Port-Gentil, Gabon. Le quartier de la route d’Ondimba a été le théâtre, ce mercredi 20 août 2025, d’un fait divers qui met en lumière les tensions entre la détresse humaine et la nécessité de faire respecter la loi. Brice Ngoma Packa, un jeune gabonais de 26 ans, a été placé en détention provisoire à la prison centrale de Port-Gentil. Il est accusé d’un vol qualifié, ayant dérobé la somme de 4 millions de francs CFA dans une résidence privée. Cet acte, qui porte atteinte à la propriété privée et à la sécurité des biens, a conduit à son incarcération immédiate.

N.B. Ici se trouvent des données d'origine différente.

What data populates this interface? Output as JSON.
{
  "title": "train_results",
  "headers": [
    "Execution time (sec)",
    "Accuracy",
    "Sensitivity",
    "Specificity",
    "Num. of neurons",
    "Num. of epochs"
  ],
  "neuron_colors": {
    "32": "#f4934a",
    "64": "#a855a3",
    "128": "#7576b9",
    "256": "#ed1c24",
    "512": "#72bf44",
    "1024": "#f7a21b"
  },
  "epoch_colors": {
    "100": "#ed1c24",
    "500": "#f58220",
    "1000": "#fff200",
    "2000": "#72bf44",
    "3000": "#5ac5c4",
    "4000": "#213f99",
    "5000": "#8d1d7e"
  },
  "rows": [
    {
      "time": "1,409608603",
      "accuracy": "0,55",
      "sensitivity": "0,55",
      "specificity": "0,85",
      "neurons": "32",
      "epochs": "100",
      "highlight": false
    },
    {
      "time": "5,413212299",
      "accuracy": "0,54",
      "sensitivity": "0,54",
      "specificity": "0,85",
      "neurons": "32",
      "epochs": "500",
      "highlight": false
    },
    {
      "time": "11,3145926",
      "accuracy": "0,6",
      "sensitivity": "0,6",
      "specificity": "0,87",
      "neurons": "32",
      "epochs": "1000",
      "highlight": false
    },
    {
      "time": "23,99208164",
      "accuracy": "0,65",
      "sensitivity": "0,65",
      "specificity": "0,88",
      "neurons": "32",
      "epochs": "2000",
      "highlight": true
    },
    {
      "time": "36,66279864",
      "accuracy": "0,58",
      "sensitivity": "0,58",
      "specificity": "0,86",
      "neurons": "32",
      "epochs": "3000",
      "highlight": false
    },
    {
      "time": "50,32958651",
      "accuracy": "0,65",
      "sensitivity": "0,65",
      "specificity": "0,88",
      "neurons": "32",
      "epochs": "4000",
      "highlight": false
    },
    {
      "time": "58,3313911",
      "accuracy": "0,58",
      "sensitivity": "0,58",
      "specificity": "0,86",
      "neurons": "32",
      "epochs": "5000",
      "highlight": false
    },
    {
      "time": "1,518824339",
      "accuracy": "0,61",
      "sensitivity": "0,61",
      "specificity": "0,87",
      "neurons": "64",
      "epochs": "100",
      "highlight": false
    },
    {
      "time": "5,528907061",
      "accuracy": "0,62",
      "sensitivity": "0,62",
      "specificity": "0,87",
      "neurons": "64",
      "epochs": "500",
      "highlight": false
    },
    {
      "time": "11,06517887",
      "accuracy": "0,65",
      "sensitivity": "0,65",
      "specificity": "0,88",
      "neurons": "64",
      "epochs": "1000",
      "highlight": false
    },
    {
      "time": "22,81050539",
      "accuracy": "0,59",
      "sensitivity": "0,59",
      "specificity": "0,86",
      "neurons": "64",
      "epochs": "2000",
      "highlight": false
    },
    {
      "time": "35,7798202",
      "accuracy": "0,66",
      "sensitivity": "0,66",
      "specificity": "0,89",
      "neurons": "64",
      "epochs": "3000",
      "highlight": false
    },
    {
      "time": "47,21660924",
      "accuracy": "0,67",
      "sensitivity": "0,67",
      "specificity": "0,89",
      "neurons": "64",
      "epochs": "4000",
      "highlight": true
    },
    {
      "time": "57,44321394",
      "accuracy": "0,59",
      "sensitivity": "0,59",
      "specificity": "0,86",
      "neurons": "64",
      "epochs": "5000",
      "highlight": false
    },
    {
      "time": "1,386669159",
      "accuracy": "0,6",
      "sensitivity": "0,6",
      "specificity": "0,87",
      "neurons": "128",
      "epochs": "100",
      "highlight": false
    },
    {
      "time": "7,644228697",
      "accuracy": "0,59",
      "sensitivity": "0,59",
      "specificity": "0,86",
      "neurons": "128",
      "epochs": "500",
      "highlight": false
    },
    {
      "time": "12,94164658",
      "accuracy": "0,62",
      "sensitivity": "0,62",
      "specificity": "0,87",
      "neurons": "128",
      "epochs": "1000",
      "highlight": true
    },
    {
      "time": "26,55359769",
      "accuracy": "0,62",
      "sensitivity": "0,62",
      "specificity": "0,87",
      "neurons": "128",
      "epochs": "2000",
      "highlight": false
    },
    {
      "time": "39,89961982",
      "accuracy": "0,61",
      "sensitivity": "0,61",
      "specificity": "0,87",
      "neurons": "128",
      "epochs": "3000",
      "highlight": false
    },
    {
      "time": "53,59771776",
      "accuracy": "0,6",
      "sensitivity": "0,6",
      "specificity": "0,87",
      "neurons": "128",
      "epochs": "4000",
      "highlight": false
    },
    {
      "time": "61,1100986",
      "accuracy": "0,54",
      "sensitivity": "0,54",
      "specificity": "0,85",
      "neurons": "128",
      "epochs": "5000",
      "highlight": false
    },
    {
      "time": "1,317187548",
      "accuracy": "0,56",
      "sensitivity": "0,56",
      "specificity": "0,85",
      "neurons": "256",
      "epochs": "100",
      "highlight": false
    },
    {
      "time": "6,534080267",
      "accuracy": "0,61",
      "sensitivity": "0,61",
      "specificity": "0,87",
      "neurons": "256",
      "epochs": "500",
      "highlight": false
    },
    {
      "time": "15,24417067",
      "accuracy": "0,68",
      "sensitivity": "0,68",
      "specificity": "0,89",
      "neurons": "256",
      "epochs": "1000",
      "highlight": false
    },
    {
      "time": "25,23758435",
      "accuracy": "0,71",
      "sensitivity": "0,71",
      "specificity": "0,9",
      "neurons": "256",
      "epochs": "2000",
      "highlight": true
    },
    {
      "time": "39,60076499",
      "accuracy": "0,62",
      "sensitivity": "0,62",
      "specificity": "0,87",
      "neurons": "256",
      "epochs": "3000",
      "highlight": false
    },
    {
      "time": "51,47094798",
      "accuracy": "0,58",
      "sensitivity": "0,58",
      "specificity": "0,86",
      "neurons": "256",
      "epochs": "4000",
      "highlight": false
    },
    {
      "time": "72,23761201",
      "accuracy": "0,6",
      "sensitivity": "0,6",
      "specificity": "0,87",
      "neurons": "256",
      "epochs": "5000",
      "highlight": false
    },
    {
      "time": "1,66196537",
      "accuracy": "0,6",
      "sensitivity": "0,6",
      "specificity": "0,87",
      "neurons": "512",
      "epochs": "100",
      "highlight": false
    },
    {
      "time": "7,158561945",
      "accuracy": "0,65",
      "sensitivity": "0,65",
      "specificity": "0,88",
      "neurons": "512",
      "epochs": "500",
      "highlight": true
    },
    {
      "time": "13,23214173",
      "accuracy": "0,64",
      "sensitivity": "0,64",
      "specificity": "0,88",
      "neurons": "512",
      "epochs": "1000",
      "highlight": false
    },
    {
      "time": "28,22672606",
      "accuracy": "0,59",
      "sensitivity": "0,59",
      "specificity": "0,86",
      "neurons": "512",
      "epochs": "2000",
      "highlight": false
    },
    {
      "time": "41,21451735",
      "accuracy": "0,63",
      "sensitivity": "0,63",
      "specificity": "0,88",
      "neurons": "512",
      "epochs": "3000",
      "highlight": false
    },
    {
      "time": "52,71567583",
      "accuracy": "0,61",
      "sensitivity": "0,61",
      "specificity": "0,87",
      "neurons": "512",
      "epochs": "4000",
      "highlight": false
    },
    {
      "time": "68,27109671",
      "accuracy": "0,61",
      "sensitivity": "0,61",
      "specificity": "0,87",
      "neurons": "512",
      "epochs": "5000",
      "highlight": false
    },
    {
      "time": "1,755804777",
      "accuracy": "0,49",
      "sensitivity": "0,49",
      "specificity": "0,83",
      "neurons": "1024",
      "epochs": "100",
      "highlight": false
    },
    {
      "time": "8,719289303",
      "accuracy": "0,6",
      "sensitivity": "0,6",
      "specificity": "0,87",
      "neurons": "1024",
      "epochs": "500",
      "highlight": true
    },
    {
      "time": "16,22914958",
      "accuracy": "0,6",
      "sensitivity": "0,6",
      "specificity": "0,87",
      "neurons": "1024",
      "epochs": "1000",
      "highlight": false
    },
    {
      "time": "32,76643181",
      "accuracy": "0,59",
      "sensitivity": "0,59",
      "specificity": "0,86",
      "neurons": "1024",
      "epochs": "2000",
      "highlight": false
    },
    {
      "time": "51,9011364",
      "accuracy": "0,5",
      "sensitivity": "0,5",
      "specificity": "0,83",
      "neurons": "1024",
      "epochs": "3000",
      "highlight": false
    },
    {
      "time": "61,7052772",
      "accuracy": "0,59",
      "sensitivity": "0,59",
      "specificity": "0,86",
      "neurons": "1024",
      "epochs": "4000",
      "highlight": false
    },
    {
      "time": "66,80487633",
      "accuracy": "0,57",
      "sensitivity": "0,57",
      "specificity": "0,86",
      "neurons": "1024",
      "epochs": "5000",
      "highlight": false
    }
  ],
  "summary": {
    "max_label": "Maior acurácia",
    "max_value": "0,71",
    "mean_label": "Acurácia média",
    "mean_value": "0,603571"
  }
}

Ce qui distingue cette affaire, c’est la justification avancée par le prévenu. Brice Ngoma Packa a expliqué son geste par une période de profonde adversité personnelle, suite au décès récent de sa mère. Cette explication, bien qu’elle puisse susciter une certaine empathie, ne saurait légalement excuser le vol. Elle renvoie cependant à une problématique sociale plus large : celle de l’accompagnement des individus traversant des épreuves familiales et psychologiques difficiles. Dans un contexte où le soutien social et psychologique peut parfois faire défaut, certains peuvent se retrouver acculés à des actes désespérés.
L’élément le plus singulier de cette affaire réside dans le retrait de la plainte par le propriétaire de la villa cambriolée. Habituellement, le retrait de plainte par la victime peut mener à un classement sans suite ou à une peine allégée. Cependant, dans ce cas précis, le ministère public a décidé de poursuivre l’action publique, considérant que le vol est un délit qui porte atteinte à l’ordre public dans son ensemble, et pas seulement à l’intérêt privé de la victime. Cette décision souligne la volonté des autorités de maintenir une ligne ferme face à la criminalité, même lorsque la victime manifeste une volonté de pardon. Elle rappelle que la justice a également un rôle de prévention et de dissuasion à jouer.
L’arrestation de Brice Ngoma Packa soulève ainsi des questions fondamentales sur la manière dont la société et le système judiciaire appréhendent les actes commis sous le coup de la détresse. Si la loi doit être appliquée, il est également pertinent de réfléchir aux dispositifs d’aide et de soutien qui pourraient prévenir de tels passages à l’acte, notamment pour les jeunes confrontés à des tragédies personnelles.
L’affaire de Port-Gentil est un rappel poignant que la justice, tout en étant rigoureuse, se doit aussi d’être humaine et de considérer le contexte dans lequel les faits se sont déroulés.